September 20, 2004

Decelerated Learning and technology

Follow-up to The Decelerated Learning movement from Transversality - Robert O'Toole

'E-learning' technologies have always been caught up in this debate. For many people, technology and acceleration are intimately related. Perhaps this partly explains the distaste that many in academia have for e-learning? For many institutions, the justification for the expense of e-learning is to reach a bigger market with the same amount of content more quickly. Increase turnover, improve profit margins.

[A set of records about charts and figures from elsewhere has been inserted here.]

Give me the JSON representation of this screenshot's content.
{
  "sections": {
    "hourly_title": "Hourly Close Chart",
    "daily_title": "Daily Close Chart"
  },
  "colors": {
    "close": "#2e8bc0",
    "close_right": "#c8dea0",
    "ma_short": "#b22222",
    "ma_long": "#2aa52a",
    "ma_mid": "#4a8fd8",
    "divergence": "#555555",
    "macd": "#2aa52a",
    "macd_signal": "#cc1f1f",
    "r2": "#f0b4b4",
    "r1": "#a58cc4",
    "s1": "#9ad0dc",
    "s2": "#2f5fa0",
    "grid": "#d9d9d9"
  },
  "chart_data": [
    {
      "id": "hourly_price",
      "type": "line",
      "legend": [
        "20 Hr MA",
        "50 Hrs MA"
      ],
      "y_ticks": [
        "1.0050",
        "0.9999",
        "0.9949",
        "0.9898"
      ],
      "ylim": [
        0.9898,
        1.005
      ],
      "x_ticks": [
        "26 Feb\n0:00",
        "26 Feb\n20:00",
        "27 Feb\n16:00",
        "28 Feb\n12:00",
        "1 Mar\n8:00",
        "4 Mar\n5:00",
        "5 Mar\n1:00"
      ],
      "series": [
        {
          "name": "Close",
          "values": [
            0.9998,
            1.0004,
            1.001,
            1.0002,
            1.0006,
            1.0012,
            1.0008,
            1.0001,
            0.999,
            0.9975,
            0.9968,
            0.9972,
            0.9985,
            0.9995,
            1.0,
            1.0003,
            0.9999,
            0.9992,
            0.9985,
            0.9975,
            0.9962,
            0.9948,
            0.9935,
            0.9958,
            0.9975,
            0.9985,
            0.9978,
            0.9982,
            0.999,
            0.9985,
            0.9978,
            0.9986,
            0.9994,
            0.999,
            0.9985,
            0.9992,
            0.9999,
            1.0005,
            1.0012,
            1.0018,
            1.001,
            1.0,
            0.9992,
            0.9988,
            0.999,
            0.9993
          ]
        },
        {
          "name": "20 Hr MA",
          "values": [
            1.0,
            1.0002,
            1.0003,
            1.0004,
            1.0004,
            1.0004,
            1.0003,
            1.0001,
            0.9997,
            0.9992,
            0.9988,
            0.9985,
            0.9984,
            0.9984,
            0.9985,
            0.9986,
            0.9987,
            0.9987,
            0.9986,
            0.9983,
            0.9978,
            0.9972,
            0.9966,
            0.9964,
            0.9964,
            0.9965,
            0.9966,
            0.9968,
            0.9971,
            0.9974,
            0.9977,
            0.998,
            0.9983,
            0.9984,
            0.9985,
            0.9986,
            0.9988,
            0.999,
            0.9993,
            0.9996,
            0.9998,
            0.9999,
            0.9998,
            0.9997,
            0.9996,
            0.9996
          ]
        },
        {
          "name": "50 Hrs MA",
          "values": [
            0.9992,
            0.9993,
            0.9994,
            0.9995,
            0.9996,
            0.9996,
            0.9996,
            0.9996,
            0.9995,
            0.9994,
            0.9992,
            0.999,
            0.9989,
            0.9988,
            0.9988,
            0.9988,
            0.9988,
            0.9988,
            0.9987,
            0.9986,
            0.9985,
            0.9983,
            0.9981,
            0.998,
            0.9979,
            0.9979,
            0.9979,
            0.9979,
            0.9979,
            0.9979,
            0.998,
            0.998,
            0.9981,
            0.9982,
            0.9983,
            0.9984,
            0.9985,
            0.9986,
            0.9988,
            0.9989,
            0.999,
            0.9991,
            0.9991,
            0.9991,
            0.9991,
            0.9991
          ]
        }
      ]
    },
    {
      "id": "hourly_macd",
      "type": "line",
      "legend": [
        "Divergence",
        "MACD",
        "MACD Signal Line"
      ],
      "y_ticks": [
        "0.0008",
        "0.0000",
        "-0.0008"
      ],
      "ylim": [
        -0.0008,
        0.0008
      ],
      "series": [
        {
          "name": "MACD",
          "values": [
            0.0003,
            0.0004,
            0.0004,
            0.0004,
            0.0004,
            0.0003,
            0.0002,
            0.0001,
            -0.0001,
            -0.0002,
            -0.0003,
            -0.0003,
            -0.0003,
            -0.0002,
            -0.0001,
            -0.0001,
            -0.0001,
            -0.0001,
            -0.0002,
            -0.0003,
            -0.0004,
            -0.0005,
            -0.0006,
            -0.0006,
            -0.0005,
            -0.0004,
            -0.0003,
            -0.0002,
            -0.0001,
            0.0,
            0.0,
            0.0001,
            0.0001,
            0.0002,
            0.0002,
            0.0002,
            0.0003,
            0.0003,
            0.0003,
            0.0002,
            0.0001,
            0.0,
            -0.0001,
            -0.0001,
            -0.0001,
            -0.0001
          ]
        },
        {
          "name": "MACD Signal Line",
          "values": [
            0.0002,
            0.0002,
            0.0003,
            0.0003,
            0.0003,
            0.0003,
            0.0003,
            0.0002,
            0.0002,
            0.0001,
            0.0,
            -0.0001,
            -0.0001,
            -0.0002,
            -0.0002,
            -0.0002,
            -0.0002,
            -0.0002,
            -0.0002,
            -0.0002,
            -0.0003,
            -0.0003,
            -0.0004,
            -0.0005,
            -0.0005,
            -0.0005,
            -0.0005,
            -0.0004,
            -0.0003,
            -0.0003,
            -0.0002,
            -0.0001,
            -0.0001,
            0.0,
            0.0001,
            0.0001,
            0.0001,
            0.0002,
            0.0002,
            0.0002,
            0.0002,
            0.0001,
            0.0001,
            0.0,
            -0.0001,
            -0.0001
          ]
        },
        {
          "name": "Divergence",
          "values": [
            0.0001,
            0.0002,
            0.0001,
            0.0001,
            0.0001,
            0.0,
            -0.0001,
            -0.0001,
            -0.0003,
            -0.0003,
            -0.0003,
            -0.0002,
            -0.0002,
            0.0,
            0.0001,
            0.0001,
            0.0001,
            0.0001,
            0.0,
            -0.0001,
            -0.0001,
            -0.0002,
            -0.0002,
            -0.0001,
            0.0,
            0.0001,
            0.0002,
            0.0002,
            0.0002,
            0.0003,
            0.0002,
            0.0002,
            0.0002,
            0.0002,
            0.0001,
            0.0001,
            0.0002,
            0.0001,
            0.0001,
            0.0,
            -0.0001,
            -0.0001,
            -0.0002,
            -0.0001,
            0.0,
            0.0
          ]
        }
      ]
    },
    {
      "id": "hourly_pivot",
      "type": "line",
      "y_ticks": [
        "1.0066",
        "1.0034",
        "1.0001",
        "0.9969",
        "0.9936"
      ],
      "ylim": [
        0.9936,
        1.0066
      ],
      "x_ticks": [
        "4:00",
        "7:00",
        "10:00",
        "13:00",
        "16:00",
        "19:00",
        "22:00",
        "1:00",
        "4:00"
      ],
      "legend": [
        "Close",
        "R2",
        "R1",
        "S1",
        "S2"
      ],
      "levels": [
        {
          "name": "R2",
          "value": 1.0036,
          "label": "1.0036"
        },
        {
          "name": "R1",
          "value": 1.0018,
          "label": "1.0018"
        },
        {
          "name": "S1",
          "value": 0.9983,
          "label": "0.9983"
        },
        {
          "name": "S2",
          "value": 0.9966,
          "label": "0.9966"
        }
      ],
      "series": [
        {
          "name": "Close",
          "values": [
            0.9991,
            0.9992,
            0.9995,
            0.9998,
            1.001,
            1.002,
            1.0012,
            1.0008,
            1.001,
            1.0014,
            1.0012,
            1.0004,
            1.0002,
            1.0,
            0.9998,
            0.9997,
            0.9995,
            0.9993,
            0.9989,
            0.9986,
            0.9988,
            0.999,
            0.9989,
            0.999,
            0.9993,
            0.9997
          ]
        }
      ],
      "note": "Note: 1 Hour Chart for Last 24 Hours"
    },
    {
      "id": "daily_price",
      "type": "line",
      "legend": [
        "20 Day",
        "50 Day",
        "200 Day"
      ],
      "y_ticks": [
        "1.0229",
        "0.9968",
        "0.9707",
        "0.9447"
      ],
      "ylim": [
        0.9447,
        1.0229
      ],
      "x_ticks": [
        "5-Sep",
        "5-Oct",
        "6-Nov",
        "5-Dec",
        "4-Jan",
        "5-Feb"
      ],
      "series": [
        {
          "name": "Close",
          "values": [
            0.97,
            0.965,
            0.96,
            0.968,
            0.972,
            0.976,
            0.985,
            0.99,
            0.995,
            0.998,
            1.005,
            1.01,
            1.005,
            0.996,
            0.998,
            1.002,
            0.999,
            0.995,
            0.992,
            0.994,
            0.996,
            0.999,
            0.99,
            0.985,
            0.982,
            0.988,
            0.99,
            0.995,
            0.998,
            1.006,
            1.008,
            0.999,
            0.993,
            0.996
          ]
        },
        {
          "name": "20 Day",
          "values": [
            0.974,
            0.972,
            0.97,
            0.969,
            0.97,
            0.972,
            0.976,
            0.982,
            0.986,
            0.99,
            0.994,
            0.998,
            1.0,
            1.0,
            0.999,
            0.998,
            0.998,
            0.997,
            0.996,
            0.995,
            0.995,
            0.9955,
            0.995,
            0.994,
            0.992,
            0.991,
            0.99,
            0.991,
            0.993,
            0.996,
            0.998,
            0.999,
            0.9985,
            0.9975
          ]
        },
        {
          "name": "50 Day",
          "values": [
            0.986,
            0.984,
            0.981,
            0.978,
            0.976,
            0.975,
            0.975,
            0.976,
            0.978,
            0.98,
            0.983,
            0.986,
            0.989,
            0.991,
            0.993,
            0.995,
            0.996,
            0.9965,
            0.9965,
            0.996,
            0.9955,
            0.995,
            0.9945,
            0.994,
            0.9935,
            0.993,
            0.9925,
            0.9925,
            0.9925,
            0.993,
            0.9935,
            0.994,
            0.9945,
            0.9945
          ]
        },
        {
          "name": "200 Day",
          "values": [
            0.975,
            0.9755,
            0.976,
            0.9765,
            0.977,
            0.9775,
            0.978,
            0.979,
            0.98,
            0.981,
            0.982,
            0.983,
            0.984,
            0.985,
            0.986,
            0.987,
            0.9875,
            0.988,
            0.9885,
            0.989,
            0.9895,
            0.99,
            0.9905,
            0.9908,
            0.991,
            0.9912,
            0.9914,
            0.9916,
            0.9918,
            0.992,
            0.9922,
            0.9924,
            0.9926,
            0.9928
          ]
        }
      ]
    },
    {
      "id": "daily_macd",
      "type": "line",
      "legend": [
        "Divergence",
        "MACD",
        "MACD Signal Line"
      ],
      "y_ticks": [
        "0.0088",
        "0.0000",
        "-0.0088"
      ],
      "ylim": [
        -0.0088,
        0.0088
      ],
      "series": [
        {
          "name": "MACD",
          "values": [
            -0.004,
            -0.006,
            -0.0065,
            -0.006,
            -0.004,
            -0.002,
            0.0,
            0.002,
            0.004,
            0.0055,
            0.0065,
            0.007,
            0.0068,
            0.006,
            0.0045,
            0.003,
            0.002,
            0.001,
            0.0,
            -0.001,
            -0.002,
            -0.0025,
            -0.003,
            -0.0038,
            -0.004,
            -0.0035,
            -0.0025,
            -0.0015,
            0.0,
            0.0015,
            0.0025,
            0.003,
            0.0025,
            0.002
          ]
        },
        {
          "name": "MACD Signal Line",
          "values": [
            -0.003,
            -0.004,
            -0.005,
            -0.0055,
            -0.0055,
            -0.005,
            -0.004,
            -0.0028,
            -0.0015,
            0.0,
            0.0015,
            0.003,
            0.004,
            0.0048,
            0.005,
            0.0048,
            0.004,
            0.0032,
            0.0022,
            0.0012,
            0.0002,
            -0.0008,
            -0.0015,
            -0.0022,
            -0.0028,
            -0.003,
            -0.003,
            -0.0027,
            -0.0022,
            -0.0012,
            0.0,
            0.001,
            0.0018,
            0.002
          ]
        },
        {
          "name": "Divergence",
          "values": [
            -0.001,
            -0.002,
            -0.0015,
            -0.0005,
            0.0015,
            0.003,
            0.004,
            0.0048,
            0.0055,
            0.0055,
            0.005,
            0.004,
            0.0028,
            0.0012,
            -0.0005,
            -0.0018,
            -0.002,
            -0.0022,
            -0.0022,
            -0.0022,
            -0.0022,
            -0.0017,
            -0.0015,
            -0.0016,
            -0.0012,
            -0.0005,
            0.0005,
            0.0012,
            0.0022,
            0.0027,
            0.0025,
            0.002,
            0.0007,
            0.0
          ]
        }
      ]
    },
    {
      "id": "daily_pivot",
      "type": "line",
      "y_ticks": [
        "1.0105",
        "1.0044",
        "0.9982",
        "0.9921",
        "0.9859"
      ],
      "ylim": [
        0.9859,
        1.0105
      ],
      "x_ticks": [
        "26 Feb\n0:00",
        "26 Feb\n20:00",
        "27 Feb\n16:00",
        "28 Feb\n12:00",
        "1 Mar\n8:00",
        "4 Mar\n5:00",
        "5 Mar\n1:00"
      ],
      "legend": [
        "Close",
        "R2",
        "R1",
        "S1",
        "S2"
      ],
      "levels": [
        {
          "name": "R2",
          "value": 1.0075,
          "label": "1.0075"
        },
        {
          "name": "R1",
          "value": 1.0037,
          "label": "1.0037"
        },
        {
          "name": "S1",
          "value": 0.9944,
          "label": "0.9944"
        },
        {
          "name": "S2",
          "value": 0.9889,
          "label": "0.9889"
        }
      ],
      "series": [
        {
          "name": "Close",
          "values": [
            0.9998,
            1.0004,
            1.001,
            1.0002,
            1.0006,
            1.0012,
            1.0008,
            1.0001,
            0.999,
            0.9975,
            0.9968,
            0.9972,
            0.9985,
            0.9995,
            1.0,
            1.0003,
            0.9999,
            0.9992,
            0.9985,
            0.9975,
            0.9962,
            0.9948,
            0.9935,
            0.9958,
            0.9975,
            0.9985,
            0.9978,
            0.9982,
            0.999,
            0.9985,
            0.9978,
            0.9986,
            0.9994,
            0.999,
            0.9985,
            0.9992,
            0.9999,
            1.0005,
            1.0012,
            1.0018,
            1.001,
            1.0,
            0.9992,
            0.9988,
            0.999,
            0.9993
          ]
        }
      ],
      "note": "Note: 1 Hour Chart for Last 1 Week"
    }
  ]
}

But here at Warwick we like to take our time, do things properly. Am I sounding like a Grolsch advert again? Rather than accelerate content transmission, technology can be used to give people time to reflect, review and create. In this way learning becomes less like comsumption, it becomes activated and creative. This is why we are more interested in technologies such as Forums, BlogBuilder (Warwick Blogs), SiteBuilder (used in a dynamic and creative way), and mind/concept mapping. These asynchronous technologies all have the capability to provide time and space to the student and the academic.

For example, consider the possibilities of these technologies in enhancing seminars, for avoiding the dreaded 'seminar silence' that is far too common. In many seminars the student turns up having read the paper under discussion at the last possible moment. They are expected to formulate and express a response right away. Technology can be used to aleviate this. The student could, instead, slowly develop a response to the paper in their blog. The seminar then becomes more like a work-in-progress report.

I'm not saying that this is the best practice possible. There are many other things that can be done with these technologies, many other ways in which we can do less better. We just need to abandon our preconceptions about technology, and then experiment a little.